I don’t know how I know this. But I feel it. It’s in my bones. It’s in the way heart is melting and shivering with the intensity.

I recognize in some indescribable way my peers. They appear to me as having been here for awhile. Each entering quietly; guided by that still small voice. Each working in their own higher love and passion and being magically provided for in every moment, in unexpected and small ways. Each building on the last. Like a path made of flat stones. Each one seems an ordinary and concrete thing. Until one happens to glance back ward along the path, and the recognition of guidance cannot be denied. Or until one looks forward along that path, and sees only a single single flat stone in front of himself, and as he steps, another appears in front that one. And he steps again, fascinated. Again and again he steps, totally enthralled until he looks up again, and sees the surrounding terrain of the most fearsome, unpassable and dangerous kind. He realizes that this path is not and cannot be of the same kind of thing as the general environment.

He recognizes too, that there are people out there in that fearsome and dangerous environment. They are freezing, tired, underfed, thirsty, dirty, afraid, clinging, violent; they look at him on his path with hatred and envy. However he might like or want to help them or to guide them, they cannot see his path of stones. They tell him he’s insane and dangerous to himself and others. But for his own direct experience, he might believe them. It would seem from their perspective, they were quite right.

He learns not to try to help those he meets. He merely smiles warmly and accepts their secretly suspicious comments that he is very fortunate.

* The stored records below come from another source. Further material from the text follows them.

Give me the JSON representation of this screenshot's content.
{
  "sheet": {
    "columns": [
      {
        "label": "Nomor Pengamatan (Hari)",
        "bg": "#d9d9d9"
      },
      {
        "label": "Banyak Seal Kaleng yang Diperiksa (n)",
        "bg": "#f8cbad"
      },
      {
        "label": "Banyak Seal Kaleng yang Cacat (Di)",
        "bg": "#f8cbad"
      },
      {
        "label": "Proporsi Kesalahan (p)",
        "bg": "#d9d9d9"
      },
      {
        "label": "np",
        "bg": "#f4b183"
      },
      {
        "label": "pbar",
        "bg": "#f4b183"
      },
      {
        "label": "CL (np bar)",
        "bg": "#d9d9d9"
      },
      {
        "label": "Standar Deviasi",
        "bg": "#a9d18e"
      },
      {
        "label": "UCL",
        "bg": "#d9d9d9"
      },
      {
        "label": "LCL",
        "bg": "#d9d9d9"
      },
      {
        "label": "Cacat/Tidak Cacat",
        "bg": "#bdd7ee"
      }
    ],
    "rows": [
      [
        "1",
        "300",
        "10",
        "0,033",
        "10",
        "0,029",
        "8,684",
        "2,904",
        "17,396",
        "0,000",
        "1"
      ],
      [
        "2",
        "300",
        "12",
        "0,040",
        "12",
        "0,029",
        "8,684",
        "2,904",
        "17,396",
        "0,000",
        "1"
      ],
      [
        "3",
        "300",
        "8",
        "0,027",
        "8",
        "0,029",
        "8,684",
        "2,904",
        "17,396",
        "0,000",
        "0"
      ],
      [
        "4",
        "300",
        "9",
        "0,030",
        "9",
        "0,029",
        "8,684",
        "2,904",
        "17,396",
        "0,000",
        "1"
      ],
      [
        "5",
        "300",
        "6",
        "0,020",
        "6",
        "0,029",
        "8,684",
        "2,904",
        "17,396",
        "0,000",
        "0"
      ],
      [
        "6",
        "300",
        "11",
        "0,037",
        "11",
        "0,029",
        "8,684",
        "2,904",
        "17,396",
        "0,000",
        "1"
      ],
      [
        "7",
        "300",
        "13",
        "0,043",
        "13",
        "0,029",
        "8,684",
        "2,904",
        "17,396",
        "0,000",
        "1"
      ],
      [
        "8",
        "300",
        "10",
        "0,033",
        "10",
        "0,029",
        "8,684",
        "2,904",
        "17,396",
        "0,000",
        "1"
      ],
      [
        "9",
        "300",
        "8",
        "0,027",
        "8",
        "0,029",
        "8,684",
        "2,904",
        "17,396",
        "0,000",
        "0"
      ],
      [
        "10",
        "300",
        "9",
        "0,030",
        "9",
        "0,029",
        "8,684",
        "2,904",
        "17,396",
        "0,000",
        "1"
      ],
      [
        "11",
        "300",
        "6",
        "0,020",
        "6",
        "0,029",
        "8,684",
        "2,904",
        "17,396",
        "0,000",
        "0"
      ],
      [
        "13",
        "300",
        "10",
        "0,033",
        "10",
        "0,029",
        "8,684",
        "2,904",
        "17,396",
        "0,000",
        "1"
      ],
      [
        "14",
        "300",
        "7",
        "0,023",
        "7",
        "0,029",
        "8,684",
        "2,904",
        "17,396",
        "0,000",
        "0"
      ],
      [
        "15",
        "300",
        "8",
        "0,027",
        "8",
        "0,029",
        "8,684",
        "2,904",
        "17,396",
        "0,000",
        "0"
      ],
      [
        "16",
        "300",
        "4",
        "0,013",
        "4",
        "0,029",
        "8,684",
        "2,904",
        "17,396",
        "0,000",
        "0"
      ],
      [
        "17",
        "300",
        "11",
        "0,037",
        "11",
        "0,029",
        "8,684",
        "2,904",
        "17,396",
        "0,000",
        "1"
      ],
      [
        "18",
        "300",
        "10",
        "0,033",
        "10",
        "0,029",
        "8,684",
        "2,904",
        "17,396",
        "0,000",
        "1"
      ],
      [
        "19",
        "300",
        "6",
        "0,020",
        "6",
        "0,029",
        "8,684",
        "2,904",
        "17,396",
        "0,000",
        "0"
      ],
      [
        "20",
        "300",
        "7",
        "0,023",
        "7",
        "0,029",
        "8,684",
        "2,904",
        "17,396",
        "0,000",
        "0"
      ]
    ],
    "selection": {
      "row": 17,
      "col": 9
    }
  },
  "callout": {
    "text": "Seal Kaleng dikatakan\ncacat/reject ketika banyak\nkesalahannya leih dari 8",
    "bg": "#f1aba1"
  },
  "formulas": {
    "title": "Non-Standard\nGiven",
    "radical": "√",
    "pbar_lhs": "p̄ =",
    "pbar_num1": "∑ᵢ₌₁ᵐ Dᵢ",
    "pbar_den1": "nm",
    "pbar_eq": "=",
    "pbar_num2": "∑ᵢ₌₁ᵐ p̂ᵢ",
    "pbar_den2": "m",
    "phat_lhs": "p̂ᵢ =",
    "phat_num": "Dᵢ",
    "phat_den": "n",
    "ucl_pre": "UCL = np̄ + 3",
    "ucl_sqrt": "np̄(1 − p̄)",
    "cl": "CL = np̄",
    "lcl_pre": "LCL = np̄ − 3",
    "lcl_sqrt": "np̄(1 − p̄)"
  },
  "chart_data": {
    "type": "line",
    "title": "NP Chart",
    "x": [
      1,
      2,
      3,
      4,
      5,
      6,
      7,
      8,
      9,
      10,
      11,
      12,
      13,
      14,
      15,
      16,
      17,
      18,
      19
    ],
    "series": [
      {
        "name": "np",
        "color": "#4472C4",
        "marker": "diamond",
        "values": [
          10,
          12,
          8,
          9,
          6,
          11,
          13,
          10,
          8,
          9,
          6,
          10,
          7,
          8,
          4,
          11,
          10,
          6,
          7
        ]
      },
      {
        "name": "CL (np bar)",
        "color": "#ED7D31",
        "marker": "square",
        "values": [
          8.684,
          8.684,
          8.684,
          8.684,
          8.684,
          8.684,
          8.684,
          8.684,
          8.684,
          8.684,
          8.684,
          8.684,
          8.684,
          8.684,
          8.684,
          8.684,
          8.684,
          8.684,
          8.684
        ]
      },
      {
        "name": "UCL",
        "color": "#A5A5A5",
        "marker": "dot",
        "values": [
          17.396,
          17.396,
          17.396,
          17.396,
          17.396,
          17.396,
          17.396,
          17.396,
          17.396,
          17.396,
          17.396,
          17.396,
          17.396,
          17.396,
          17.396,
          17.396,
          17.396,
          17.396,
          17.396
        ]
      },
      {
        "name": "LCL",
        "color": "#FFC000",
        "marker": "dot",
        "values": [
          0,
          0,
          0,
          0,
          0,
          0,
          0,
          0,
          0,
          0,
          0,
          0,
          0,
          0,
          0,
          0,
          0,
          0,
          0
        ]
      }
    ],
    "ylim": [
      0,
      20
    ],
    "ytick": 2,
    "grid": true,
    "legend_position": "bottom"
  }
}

This New Earth is beautiful beyond description. Beyond what can be described in the old earth paradigms. I feel a great disorientation. A dizziness. I am nearly nauseous with the shift that I have made. This place is so different. This shift is not unlike the smaller ones I have been making more frequently until this moment. This one is just gigantic. Stupendous. The enormity leaves me with little sense of orientation to anything familiar.

Almost too beautiful. Almost too pure. Almost too bright. My heart and soul bloom with a sense of joy in freedom. And a recognition that the depths of black despair, shame, and isolation were the fertile deepening in the darkness for my soul to germinate. I passed through various stages of development- including asking why everything hurt so much. That memory of suffering comes now as a reminder that of the necessity for my soul’s opening- like a flower.

For me, at least, the New Earth is here. And there are many others already in it.